Pelaporan Setiap penerapan program-program K3 harus dilakukan pelaporan

sebagai

bukti

evidence

sehingga

dapat

dipertanggungjawabkan dan dapat dilakukan perbaikan secara bertahap. Pelaporan K3 harus disusun secara rapi sebagai penunjang administrasi K3 yang terintegrasi. 6.

Evaluasi Proses evaluasi memang sangat diperlukan sebagai bentuk pengukuran efektivitas program/penerapan K3 sudah sedemikian efektif atau belum. Secara praktis biasanya dibentuk suatu tim auditor untuk melakukan audit dan verifikasi mengenai penerapan yang dijalankan mengenai sistem manajemen K3. (Tribowo & Pusphandani, 2013).

13

2.1.1.6 Kejadian Nyaris Cedera (KNC) KNC merupakan suatu kejadian akibat melaksanakan suatu tindakan (commission) atau tidak mengambil tindakan yang seharusnya diambil (omission), yang disebabkan karena keberuntungan, pencegahan, atau peringanan (Apriani, 2016). KNC lebih sering terjadi dibandingkan dengan kejadian tidak diharapkan, frekuensi kejadian ini tujuh sampai seratus kali lebih sering terjadi, model penyebab terjadinya insiden, KNC berperan sebagai awal sebelum terjadinya KTD. Kejadian nyaris cedera menyediakan dua tipe informasi terkait dengan keamanan pasien : 1.

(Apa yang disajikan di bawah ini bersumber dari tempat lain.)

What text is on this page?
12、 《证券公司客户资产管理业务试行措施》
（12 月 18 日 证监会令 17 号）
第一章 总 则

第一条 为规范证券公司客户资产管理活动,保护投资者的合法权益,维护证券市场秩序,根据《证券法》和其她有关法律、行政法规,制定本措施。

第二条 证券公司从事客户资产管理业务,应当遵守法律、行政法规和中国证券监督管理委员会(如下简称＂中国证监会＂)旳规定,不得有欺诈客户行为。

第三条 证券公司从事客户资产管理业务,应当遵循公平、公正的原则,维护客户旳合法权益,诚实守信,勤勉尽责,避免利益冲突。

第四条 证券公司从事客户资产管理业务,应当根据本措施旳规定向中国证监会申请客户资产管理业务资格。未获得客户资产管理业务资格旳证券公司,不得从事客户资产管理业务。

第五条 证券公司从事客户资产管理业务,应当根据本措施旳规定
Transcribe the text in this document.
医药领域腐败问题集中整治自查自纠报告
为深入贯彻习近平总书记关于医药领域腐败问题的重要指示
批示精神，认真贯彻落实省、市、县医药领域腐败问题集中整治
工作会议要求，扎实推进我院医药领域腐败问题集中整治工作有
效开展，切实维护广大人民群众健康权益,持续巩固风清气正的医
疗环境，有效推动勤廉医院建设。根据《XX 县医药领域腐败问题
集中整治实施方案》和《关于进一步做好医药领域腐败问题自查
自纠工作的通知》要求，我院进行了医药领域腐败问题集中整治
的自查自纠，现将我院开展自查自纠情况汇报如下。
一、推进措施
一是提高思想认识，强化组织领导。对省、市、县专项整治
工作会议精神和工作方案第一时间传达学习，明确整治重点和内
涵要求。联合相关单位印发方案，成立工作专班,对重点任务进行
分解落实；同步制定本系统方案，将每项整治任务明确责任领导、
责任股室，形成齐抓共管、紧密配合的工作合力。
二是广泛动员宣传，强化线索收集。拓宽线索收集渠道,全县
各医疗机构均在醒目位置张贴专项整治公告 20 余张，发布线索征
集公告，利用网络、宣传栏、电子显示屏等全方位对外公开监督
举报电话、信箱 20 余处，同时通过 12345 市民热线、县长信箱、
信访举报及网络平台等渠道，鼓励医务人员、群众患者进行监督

Kelemahan dari sistem pelayanan kesehatan (kesalahan dan kegagalan termasuk tidak adekuatnya sistem pertahanan)

2.

Kekuatan dari sistem pelayanan kesehatan (tidak ada perencanaan, tindakan pemulihan secara informal). Penyebab dari insiden ini meliputi kegagalan teknis (technical

failure), kegagalan manusia (human operator failure), dan kegagalan organisasi (organizational failure). Kegagalan pada awal kegiatan, sebagai pencetus adalah kesalahan manusia, teknikal, kegagalan organisasi atau kombinasi keduanya. Jika hal ini tidak dapat dicegah proses berlanjut pada situasi yang berbahaya (peningkatan risiko sementara akibat dari kegagalan awal tetapi tidak menimbulkan akibat aktual), jika pertahanan adekuat kondisi kembali normal. Jika pertahanan tidak adekuat, kegagalan dalam pertahanan seperti prosedur pengecekan ulang (double check procedures). Penggantian otomatis dari peralatan yang siap pakai, atau tim pemecahan masalah kurang optimal, dapat berkembang kearah insiden. Pengembangan ke arah insiden melalui proses pemulihan atau recorvery (merupakan pertahanan informal dengan menemukan situasi yang berisiko terjadinya insiden). Pertahanan ini untuk menghentikan insiden atau membiarkan insiden menjadi kejadian yang tidak diharapkan.

14

2.1.1.7 Kejadian Tidak Diharapkan (KTD) Dalam Tribowo (2013) menyatakan, menurut Komite Keselamatan Pasien Rumah Sakit atau (KKP-RS, 2008) mengdefinisikan KTD sebagai suatu kejadian yang mengakibatkan cedera yang tidak diharapkan pada pasien karena suatu tindakan (commission) atau karena tidak bertindak (omission), dan bukan karena underlying desease atau kondisi pasien. KTD ada yang dapat dicegah dan ada yang tidak dapat dicegah. KTD yang dapat dicegah (preventable adverse event) berasal dari kesalahan proses asuhan pasien. KTD sebagai dampak dari kesalahan proses asuhan sudah banyak dilaporkan terutama di negara maju. KTD yang tidak dapat dicegah (unpreventable adverse event) walaupun dengan pengetahuan yang mutakhir. Setiap organisasi dan isntitusi yang bergerak di bidang apapun, menerapkan suatu sistem pengamanan untuk mencegah terjadinya suatu insiden termasuk organisasi rumah sakit. Menurut James Reason pendekatan sistem dapat digunakan untuk menggambarkan bagaimana suatu insiden terjadi. Teori James Reason yang dikenal dengan Reason ”Swiss Chesse”. Gambar 2.1 The “swiss chesse” Model of Accident Causation

Sumber : Reason (1991) dalam Tribowo (2013)

15

Penyebab insiden terjadi diilustrasikan dengan empat potong keju swiss (swiss chesse) sebagai system barrier atau mekanisme pertahanan terhadap kesalahan atau pelanggaran yang dilakukan oleh manusia. Kondisi ideal mekanisme pertahanan ini dalam keadaan utuh tanpa lubang. Lubang pada potongan ini dapat diartikan bahwa sistem pertahanan mampu ditrobos. Lubang ini diakibatkan oleh kondisi kegagalan aktif dan kondisi laten (Tribowo, 2013). Hampir semua KTD terjadi karena kombinasi dari kegagalan aktif dan kondisi laten. Kegagalan aktif berupa faktor manusia yang melakukan pelanggaran, serta kondisi yang memudahkan terjadinya pelanggaran. Kondisi laten berupa kegagalan organisasi dan manajemen. Keempat potongan sistem pertahanan tersebut berupa : 1.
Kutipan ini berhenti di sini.